There is a disturbing trend among Native Americans – they tend to commit suicide at more than two times the rate of similarly aged whites.  In fact, among Native Americans, it is the second leading cause of death behind unintentional injuries according to the Centers for Disease Control and Prevention (CDC).

On the Fort Peck Reservation in Montana, five children killed themselves during the 2009-2010 school year at the Poplar Middle School – student population 160.  And 20 more 7th and 8th graders tried.

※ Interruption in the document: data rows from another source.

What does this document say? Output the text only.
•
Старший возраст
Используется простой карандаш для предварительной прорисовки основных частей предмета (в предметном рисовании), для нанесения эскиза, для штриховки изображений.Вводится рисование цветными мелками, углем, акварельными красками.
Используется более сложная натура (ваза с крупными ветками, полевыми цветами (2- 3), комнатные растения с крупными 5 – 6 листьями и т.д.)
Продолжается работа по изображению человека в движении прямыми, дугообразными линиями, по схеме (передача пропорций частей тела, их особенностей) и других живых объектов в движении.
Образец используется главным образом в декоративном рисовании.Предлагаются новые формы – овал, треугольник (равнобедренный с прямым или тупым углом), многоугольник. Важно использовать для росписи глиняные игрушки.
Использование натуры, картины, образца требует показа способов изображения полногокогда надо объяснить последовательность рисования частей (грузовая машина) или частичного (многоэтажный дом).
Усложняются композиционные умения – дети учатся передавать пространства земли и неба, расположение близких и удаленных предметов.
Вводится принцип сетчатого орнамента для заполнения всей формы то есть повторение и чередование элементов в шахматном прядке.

What is the cause of this problem?  There are many possible causes.  High unemployment – around 28 percent.  High poverty – 45 percent live below the poverty line, including over 50 percent of all children.  A Federal Health Team found that more than one third of the middle school students tested positive for sexually transmitted diseases, at least one-fifth of fifth graders drank alcohol weekly and 12 percent of high school girls are pregnant.  The dropout rate is 40 percent.  Mental health services are lacking, violent crime rages and people live in poor economic conditions in broken homes.

While these are societal problems, educators are forced to address them before learning can begin.  Because counselors are overwhelmed with paperwork and huge caseloads averaging 1/400, the City of  New York established a Coordinator of Student Activities in every high school.  I had the good fortune to have been selected as one of the COSA’s.  We saw our job as serving as a “third ear” to the students.  We felt that they needed to have an adult to listen (and not make value judgements) about their insecurities.  I would suggest that this concept be tried on Native American reservations.  The cost of saving a child’s life would be invaluable.